🏛️ Trump signe un décret sur l'IA visant à interdire les lois des États
La Maison-Blanche a signé un décret ordonnant aux agences fédérales de s'attaquer aux réglementations étatiques en matière d'IA que l'administration juge « freinant l'innovation », notamment en créant un « groupe de travail contentieux sur l'IA » chargé de contester les lois qui lui déplaisent. Il s'agit d'une tentative assez directe de remplacer le système actuel, complexe et disparate, par un cadre réglementaire unifié… ou, plus réalistement, par une stratégie de défense commune.
Le hic : le décret ne peut pas balayer d’un revers de main les lois des États, et des experts juridiques pointent déjà du doigt sa fragilité juridique. Un point de friction majeur réside dans le lien entre la mise en œuvre du décret et le financement fédéral du haut débit, ce qui pourrait rapidement devenir politiquement explosif, notamment dans les États ruraux qui souhaitent ces fonds mais aussi leurs propres garde-fous.

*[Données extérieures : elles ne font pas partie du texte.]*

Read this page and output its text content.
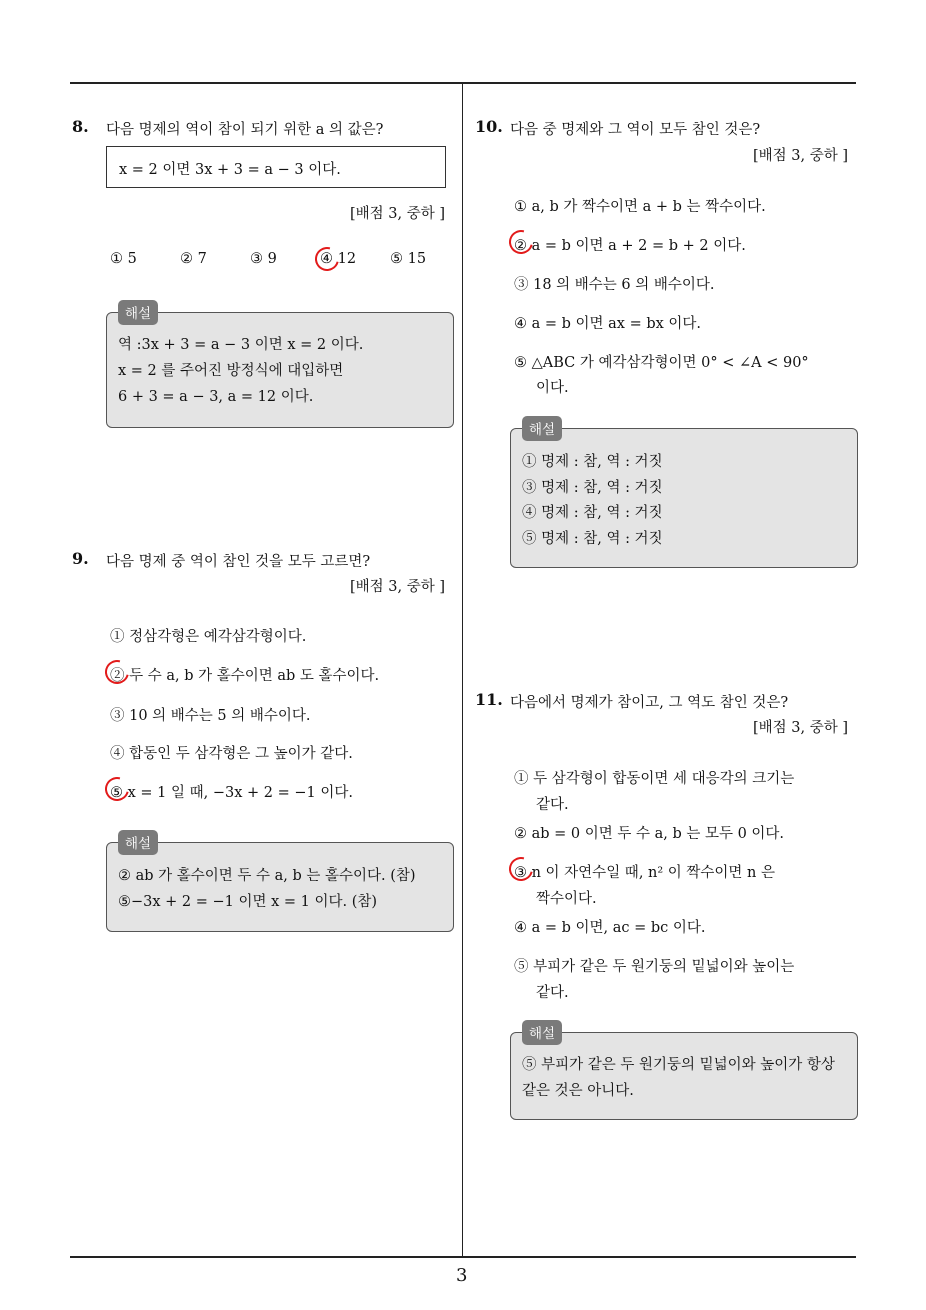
3
8. 다음 명제의 역이 참이 되기 위한 a 의 값은?
x = 2 이면 3x + 3 = a − 3 이다.
[배점 3, 중하 ]
① 5	② 7	③ 9	④ 12 ⑤ 15
해설
역 :3x + 3 = a − 3 이면 x = 2 이다.
x = 2 를 주어진 방정식에 대입하면
6 + 3 = a − 3, a = 12 이다.
9. 다음 명제 중 역이 참인 것을 모두 고르면?
[배점 3, 중하 ]
① 정삼각형은 예각삼각형이다.
② 두 수 a, b 가 홀수이면 ab 도 홀수이다.
③ 10 의 배수는 5 의 배수이다.
④ 합동인 두 삼각형은 그 높이가 같다.
⑤ x = 1 일 때, −3x + 2 = −1 이다.
해설
② ab 가 홀수이면 두 수 a, b 는 홀수이다. (참)
⑤−3x + 2 = −1 이면 x = 1 이다. (참)
10. 다음 중 명제와 그 역이 모두 참인 것은?
[배점 3, 중하 ]
① a, b 가 짝수이면 a + b 는 짝수이다.
② a = b 이면 a + 2 = b + 2 이다.
③ 18 의 배수는 6 의 배수이다.
④ a = b 이면 ax = bx 이다.
⑤ △ABC 가 예각삼각형이면 0° < ∠A < 90°
이다.
해설
① 명제 : 참, 역 : 거짓
③ 명제 : 참, 역 : 거짓
④ 명제 : 참, 역 : 거짓
⑤ 명제 : 참, 역 : 거짓
11. 다음에서 명제가 참이고, 그 역도 참인 것은?
[배점 3, 중하 ]
① 두 삼각형이 합동이면 세 대응각의 크기는
같다.
② ab = 0 이면 두 수 a, b 는 모두 0 이다.
③ n 이 자연수일 때, n² 이 짝수이면 n 은
짝수이다.
④ a = b 이면, ac = bc 이다.
⑤ 부피가 같은 두 원기둥의 밑넓이와 높이는
같다.
해설
⑤ 부피가 같은 두 원기둥의 밑넓이와 높이가 항상
같은 것은 아니다.
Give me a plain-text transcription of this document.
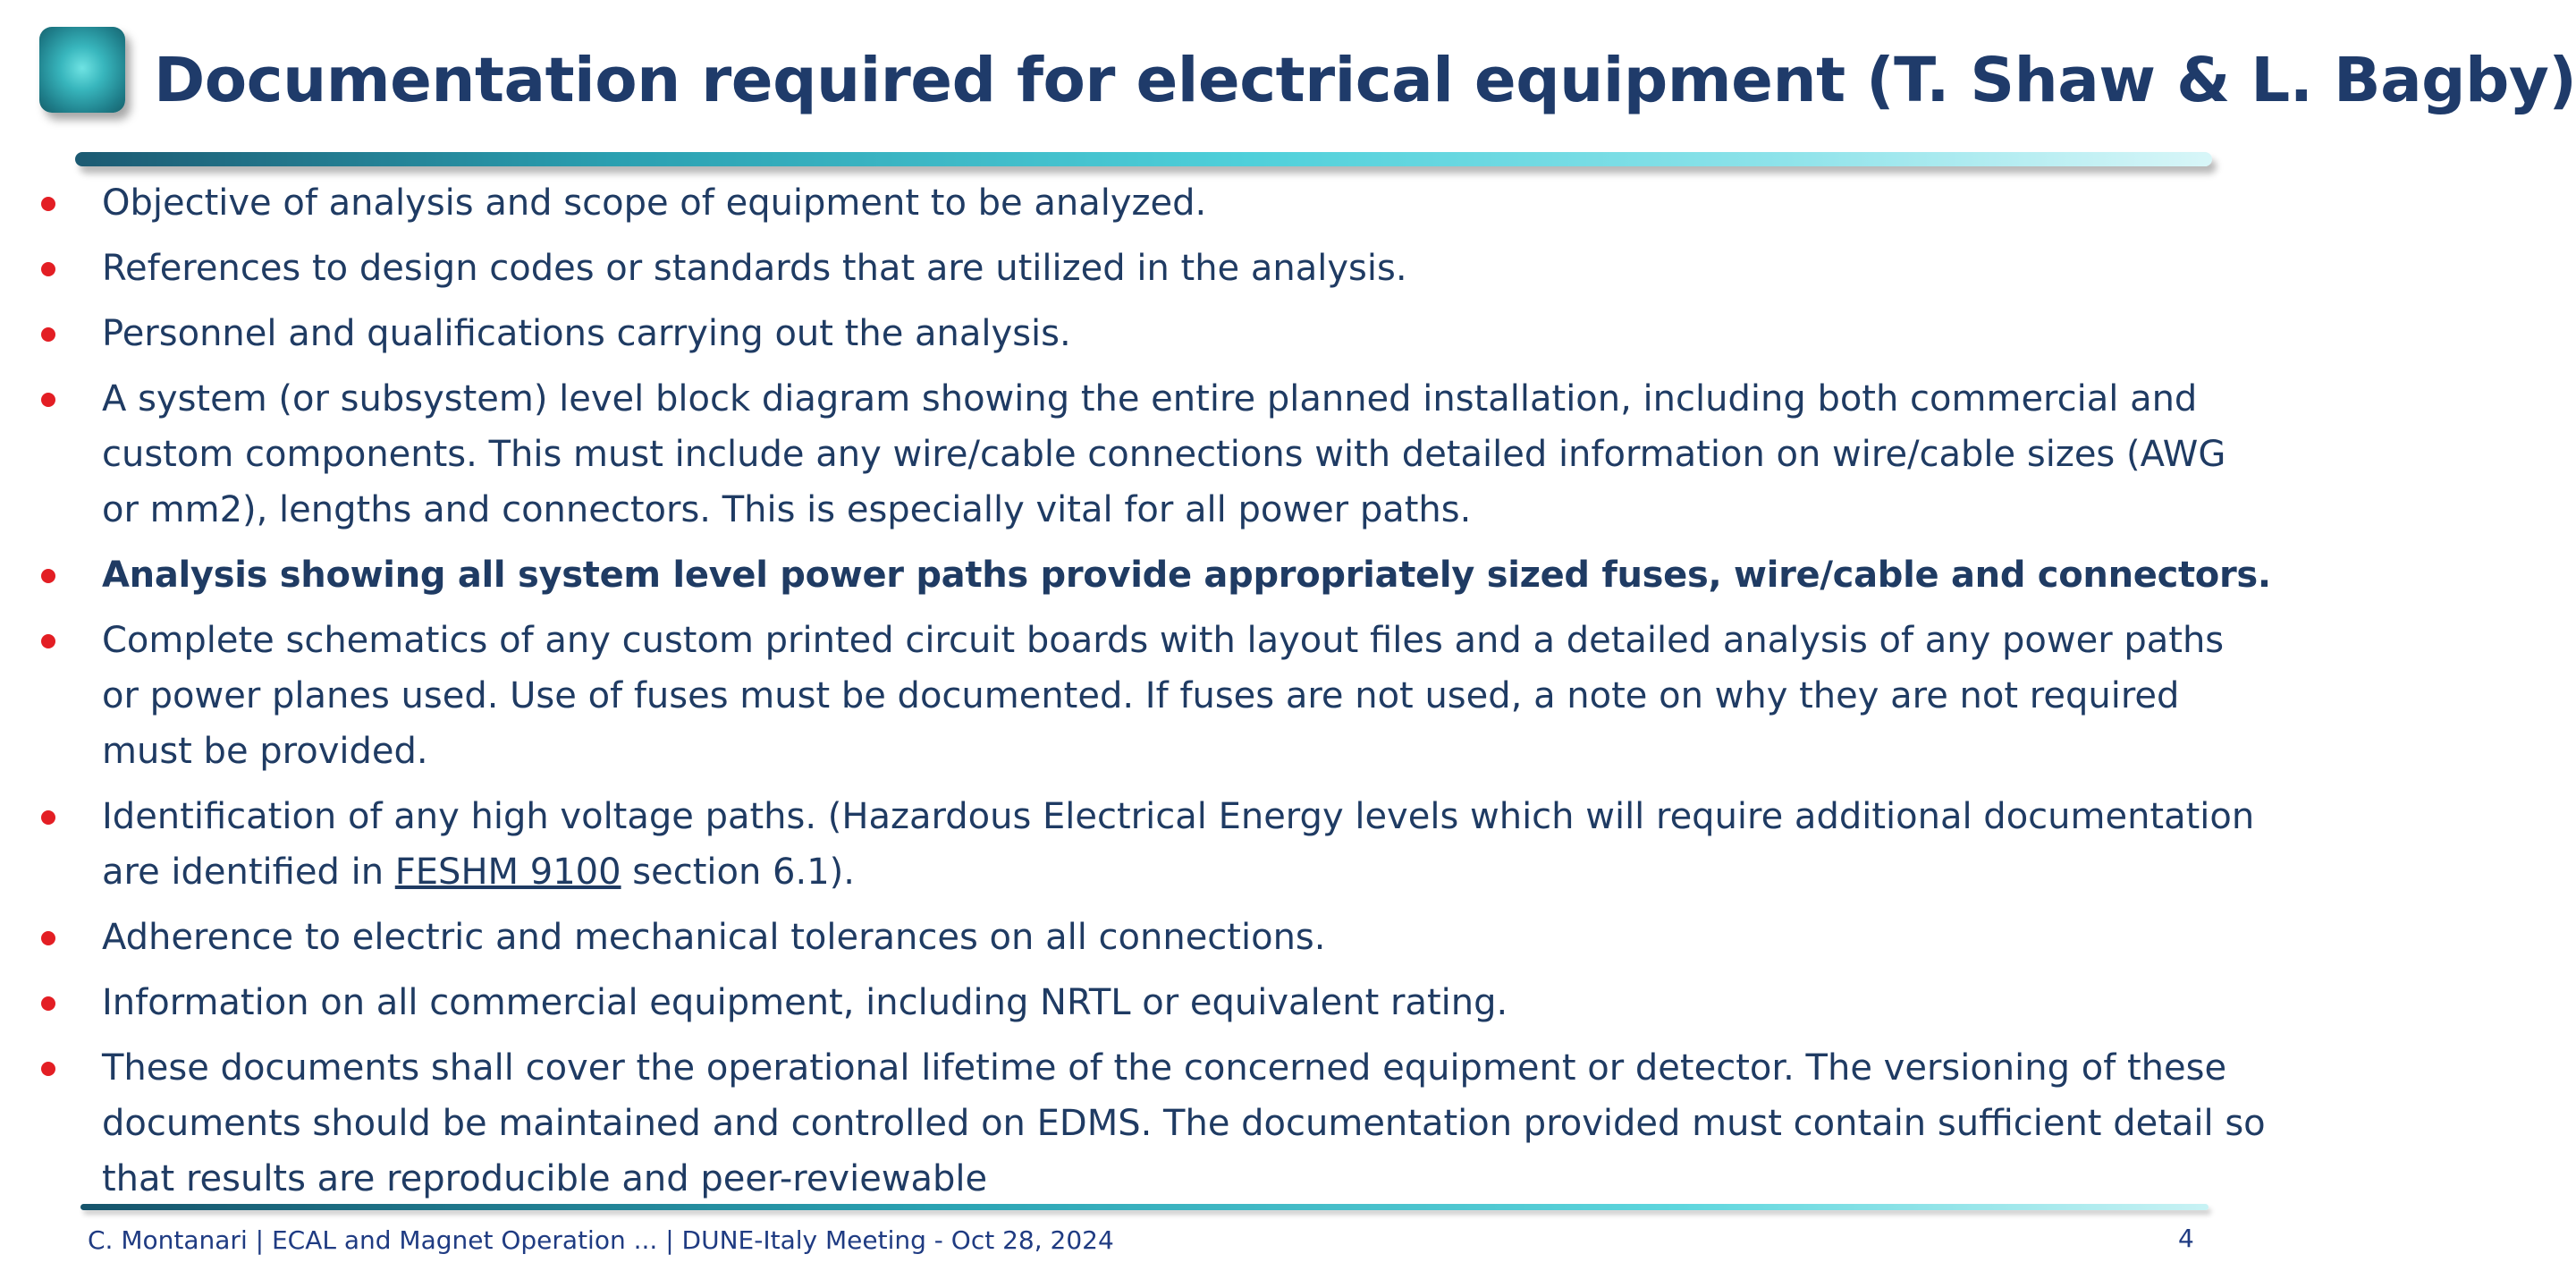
Documentation required for electrical equipment (T. Shaw & L. Bagby)
Objective of analysis and scope of equipment to be analyzed.
References to design codes or standards that are utilized in the analysis.
Personnel and qualifications carrying out the analysis.
A system (or subsystem) level block diagram showing the entire planned installation, including both commercial and custom components. This must include any wire/cable connections with detailed information on wire/cable sizes (AWG or mm2), lengths and connectors. This is especially vital for all power paths.
Analysis showing all system level power paths provide appropriately sized fuses, wire/cable and connectors.
Complete schematics of any custom printed circuit boards with layout files and a detailed analysis of any power paths or power planes used. Use of fuses must be documented. If fuses are not used, a note on why they are not required must be provided.
Identification of any high voltage paths. (Hazardous Electrical Energy levels which will require additional documentation are identified in FESHM 9100 section 6.1).
Adherence to electric and mechanical tolerances on all connections.
Information on all commercial equipment, including NRTL or equivalent rating.
These documents shall cover the operational lifetime of the concerned equipment or detector. The versioning of these documents should be maintained and controlled on EDMS. The documentation provided must contain sufficient detail so that results are reproducible and peer-reviewable
C. Montanari | ECAL and Magnet Operation ... | DUNE-Italy Meeting - Oct 28, 2024	4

🎬 Disney va investir 1,29 milliard de dollars dans OpenAI et obtenir une licence pour les personnages de l'outil vidéo Sora
Disney investit massivement dans OpenAI et, plus intéressant encore, concède une licence pour une partie de son univers de personnages afin que Sora (et les outils associés) puisse générer des vidéos mettant en scène des personnages officiels Disney. C'est la démarche « nous développons une IA générative, mais avec autorisation », encore étonnamment rare dans un monde où les débats sur les données d'entraînement sont légion.
L'accord stipulerait que l'image et la voix des acteurs ne seraient pas utilisées, une pratique courante à Hollywood. Syndicats et créateurs suivent la situation de près – avec prudence, sans pour autant se réjouir – car ce type de partenariat pourrait servir de modèle… ou de mise en garde.
🤖 OpenAI renforce ses modèles GPT dans la course à l'IA face à Google
OpenAI a déployé des versions améliorées de ses modèles GPT (dont GPT-5.2 Pro et GPT-5.2 Thinking), les présentant comme plus performants en mathématiques et en sciences – un argument de « fiabilité pour les tâches techniques » qui peut paraître banal, mais qui révèle que c'est précisément là que se trouvent les véritables profits. OpenAI a également présenté ce raisonnement plus puissant comme une étape essentielle vers une « intelligence générale », une perspective soit inspirante, soit un peu… digne d'un argument marketing de science-fiction, selon le point de vue.
Il y a aussi la tension commerciale : Google peut financer ses efforts en matière d'IA grâce aux revenus publicitaires, tandis qu'OpenAI investit massivement dans la puissance de calcul et doit encore prouver la viabilité économique à long terme. Les dirigeants d'OpenAI ont réfuté l'idée que le rythme des publications soit dû à la panique, même si la concurrence est indéniable.
📉 L'action Broadcom chute suite à un avertissement sur marge qui alimente les inquiétudes concernant les retombées de l'IA
L'action de Broadcom a fortement chuté après que l'entreprise a averti que la forte croissance des ventes de processeurs d'IA personnalisés pourrait s'accompagner de marges plus faibles, ce qui a inquiété les investisseurs qui supposaient, à tort, que les revenus liés à l'IA étaient automatiquement synonymes de bénéfices. C'est le problème classique de la « croissance, c'est bien… mais à quel prix ? ».
Cette baisse a également alimenté les inquiétudes plus générales concernant le retour sur investissement des géants de la tech dans l'IA, les investisseurs s'inquiétant du recours à la dette pour financer ces développements et de l'impression d'un circuit financier opaque au sein de la chaîne d'approvisionnement de l'IA. Les analystes n'étaient cependant pas tous pessimistes : certains estimaient que la dilution des marges ne remettait pas nécessairement en cause la thèse, mais la rendait simplement plus complexe.
📈 Faisant fi des craintes liées à une bulle de l'IA, les investisseurs parient que Nvidia et Google propulseront les actions taïwanaises à des niveaux records
Les investisseurs taïwanais misent sur une idée simple : même si le marché de l’IA devient plus concurrentiel (ou surévalué), Taïwan restera de toute façon au cœur de la chaîne d’approvisionnement en matériel informatique. Cette thèse est d’une simplicité presque agaçante : GPU, TPU, peu importe le produit qui s’imposera, l’écosystème manufacturier taïwanais continuera d’en profiter.
La hausse du marché repose sur la demande de puces d'IA et sur la conviction locale que les valorisations ne sont pas aussi absurdes que lors de la bulle Internet, car les bénéfices sont bel et bien au rendez-vous. Les investisseurs étrangers sont peut-être plus frileux, mais les capitaux nationaux semblent plutôt sereins ; difficile de dire s'il s'agit de confiance ou du calme avant la tempête.